A friend of mine happened to take delivery of his Meepo V3 today and we just got back from a quick ride. Of course, I took my NLS Pro.
A lot of people are curious about how the two boards compare to one another in terms of "feel," particularly when it comes to the ESC. I was able to briefly play around with the V3 and its various speed modes and brake settings, and compare it to my established thoughts on the NLS Pro.
For those of you who need to be caught up, Meepo uses two different ESC types in their range of boards. These are Hobbywing and what's known as the LingYi/Binary type ESC.
Current Meepo's using Hobbywing ESC's are the NLS Pro, Classic, City Rider and Mini 2. Compatible remotes include the NR-B, Classic (standard Hobbywing 3-speed) and forthcoming N2 remote.
Current Meepo's using LingYi/Binary ESC's are the V3, AWD GT and NLS (non-Pro). Compatible remotes include the NR-A, V2 (aka RC6) and the new MR remote.
The Hobbywing ESC is known for its smooth, predictable and reliable controls as well as it's intuitive and progressive acceleration and braking curves. The downside is that due to its smooth and gradual curve, this can also be interpreted as being "lower on torque" compared to the LingYi/Binary alternative.

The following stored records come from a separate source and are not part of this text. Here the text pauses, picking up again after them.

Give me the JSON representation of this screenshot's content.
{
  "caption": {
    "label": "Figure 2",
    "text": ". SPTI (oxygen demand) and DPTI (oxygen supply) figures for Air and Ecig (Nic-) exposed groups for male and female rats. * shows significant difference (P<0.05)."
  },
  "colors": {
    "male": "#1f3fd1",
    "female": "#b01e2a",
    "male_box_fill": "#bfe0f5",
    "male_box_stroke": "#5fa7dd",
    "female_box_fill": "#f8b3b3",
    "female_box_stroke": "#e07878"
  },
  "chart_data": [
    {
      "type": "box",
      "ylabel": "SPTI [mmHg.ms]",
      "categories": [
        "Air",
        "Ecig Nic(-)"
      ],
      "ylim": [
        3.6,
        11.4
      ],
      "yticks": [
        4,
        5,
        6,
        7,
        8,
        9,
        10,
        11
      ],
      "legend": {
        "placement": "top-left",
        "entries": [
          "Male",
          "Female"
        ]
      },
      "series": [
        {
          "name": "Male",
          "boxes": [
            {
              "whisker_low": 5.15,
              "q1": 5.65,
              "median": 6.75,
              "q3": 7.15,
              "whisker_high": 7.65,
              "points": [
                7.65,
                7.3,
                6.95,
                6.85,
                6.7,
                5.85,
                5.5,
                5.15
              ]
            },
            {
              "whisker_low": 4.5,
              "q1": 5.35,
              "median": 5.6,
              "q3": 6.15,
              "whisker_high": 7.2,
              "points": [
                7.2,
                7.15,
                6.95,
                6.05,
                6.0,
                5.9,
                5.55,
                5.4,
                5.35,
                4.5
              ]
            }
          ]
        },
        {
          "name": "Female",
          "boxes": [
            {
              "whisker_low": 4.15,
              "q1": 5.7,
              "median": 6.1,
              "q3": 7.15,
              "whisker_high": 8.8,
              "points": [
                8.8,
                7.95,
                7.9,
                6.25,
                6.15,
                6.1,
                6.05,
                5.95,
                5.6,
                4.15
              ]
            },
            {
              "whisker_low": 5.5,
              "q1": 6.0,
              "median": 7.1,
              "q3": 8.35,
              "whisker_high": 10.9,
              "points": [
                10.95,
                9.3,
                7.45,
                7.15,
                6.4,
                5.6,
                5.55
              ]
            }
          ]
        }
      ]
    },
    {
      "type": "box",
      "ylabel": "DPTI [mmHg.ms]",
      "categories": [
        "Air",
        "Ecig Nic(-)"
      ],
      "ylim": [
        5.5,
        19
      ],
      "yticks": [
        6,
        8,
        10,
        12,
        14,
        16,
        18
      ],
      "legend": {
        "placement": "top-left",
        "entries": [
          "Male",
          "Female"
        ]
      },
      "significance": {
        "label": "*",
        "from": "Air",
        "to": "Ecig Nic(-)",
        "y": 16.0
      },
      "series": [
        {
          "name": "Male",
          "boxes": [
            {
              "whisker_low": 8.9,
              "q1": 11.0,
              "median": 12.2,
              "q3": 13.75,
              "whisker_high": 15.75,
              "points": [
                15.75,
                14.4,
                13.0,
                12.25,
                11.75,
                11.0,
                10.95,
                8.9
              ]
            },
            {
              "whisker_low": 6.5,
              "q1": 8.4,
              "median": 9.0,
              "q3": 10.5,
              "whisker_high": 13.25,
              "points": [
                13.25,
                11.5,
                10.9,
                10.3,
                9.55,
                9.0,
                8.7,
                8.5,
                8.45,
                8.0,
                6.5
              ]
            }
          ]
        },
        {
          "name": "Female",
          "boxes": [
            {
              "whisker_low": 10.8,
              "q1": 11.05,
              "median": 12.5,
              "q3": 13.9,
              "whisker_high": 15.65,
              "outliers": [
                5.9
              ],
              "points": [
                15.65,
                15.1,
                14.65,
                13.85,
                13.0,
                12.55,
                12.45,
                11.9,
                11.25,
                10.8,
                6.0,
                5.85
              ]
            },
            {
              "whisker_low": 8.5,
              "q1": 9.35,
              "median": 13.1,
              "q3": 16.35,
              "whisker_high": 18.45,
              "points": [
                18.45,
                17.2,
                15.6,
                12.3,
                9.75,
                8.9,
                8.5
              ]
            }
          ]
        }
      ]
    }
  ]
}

Hobbywing ESC's are also (usually) restricted to three speed modes (although are generally just as fast or if not faster than their LingYi/Binary alternatives in terms of top speed) and lack other features like push-to-start and adjustable brake modes, which exist on LingYi/Binary ESC's.

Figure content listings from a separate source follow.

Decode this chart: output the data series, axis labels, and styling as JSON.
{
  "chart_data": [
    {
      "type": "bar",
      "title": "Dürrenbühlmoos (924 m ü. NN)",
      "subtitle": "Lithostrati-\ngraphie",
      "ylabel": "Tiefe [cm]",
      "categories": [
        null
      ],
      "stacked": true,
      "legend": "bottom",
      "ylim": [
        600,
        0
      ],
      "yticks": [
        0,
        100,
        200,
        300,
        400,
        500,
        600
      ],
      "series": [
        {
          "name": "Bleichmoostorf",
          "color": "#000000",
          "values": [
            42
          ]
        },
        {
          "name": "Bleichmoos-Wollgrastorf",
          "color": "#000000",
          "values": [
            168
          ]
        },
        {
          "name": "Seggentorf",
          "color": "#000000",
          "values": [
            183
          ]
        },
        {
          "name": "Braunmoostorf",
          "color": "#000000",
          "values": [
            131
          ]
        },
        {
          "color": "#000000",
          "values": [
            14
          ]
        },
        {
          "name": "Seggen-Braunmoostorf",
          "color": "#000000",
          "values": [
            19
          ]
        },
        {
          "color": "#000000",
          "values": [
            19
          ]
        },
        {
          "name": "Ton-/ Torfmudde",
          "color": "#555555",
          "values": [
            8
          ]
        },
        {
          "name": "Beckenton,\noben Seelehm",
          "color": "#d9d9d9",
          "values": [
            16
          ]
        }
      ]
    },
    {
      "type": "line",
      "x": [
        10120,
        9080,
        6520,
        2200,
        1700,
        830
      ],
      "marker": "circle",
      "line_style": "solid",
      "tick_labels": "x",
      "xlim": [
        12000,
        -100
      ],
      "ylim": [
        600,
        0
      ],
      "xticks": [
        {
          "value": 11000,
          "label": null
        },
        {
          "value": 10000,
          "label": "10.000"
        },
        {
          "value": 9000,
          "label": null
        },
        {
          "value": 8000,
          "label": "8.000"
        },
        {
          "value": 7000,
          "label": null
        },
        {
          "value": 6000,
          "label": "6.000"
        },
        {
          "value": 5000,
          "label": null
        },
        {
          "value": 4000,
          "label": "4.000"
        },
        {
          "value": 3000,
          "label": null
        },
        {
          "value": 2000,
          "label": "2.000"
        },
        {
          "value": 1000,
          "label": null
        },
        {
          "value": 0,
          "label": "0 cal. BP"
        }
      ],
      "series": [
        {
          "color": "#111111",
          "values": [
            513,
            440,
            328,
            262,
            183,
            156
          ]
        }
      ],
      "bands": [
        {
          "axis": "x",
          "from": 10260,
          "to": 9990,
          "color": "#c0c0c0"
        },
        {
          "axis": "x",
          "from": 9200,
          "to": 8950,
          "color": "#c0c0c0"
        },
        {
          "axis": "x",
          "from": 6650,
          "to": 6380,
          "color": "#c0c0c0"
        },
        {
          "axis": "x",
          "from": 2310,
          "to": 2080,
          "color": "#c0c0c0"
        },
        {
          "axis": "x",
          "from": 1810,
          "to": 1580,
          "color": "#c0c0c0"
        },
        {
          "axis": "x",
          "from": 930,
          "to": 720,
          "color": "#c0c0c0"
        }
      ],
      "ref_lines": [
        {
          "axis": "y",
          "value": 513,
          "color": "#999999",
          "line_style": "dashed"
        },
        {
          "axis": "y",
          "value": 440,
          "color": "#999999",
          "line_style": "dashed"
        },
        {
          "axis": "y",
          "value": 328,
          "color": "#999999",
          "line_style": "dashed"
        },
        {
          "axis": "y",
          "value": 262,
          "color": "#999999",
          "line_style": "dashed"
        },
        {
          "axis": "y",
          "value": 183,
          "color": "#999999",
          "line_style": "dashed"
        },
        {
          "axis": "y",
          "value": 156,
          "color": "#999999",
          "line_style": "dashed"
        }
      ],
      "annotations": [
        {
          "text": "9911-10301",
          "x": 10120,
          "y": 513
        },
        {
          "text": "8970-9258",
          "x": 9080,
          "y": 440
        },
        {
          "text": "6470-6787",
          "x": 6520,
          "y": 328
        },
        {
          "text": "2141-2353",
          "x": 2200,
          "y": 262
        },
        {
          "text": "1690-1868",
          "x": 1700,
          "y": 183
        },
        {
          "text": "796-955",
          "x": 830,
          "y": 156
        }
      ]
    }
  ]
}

LingYi/Binary ESC's are known for being a little more "touchy." This can also be interpreted as being "higher on torque" compared to Hobbywing alternatives. Many also accuse the LingYi/Binary ESC of simply being "jerky," which is true from a certain point-of-view. You can train yourself to get used to this, however. What's harder to get used to is the erratic way in which the ESC responds to control input. Pushing a millimeter down on the throttle can result in different action depending on the ESC's mood, it seems. A millimeter can mean a little bit of power in one second, or a lot of power the next second. This is what is meant by the LingYi/Binary ESC having "unreliable controls" compared to the Hobbywing ESC.
But yes, generally you will find that LingYi/Binary ESC's are faster than Hobbywing ESC's off-the-line. Other features the LingYi/Binary ESC's have that the Hobbywing's don't are push-to-start and, more recently, adjustable brake settings.
Meepo's V3 version of the LingYi/Binary ESC is brand new and has been promoted as their best version yet. "So smooth that it rivals Hobbywing," some people say.
Well, I can tell you that, yes, it's close.
Meepo's V3 LingYi/Binary ESC is leagues ahead all previous iterations in terms of it's acceleration smoothness. It retains the punchier, off-the-line launch the LingYi/Binary ESC's are known for, but the curve is now smoother and the control response is more predictable. Is it as smooth and predictable as the Hobbywing ESC? No, but it's close.
Braking is still janky though. I found anything except the lowest brake mode to be more of the same old unpredictability from LingYi/Binary. But that low brake mode when coupled with the EXPERT or PRO speed modes, yes, this almost rivals the overall Hobbywing feel.
It's still not quite "Hobbywing smooth" though, as close as it is.
Hobbywing ESC-equipped boards are set-and-forget type boards. You know exactly what you're going to get each and every time you step onto the board. You learn its power curves and become one with the board quickly. It will always be reliable and smooth as silk. Personally, this suits my riding style and I will always choose Hobbywing over LingYi/Binary when presented with a choice.
For people who crave that extra off-the-line punch and want extras like push-to-start and adjustable brake settings, at least the LingYi/Binary ESC's are getting better and smoother, just not quite as smooth as Hobbywing. Their saving grace is that Meepo's V3 LingYi/Binary ESC is their best yet and a sweet spot can be found riding in the EXPERT or PRO speed modes with the brake settings on the lowest mode.
Overall, what's the better board between the NLS Pro and the V3? Well, the V3 is probably the best value budget board on the market right now. The most well-spec'd and feature rich of anything hovering around the $450 USD price point. The stiffer deck, 90mm wheels and "punchier" ESC makes it the more agile of the two boards. It's the better "drag race" board and probably the better hill-climber. It also has the push-to-start and adjustable brake setting features that the NLS Pro lacks.
The NLS Pro is the better cruiser, carver and touring board. It has the bigger 100mm wheels/motors, higher top speed, (still) smoother ESC, nicer deck and the ER battery as standard.
For me, it's the NLS Pro. All day, every day. For my friend, it's the V3. We're all different and that's what makes us awesome.
I ride and write about electric skateboards for one reason and one reason only - the love of it!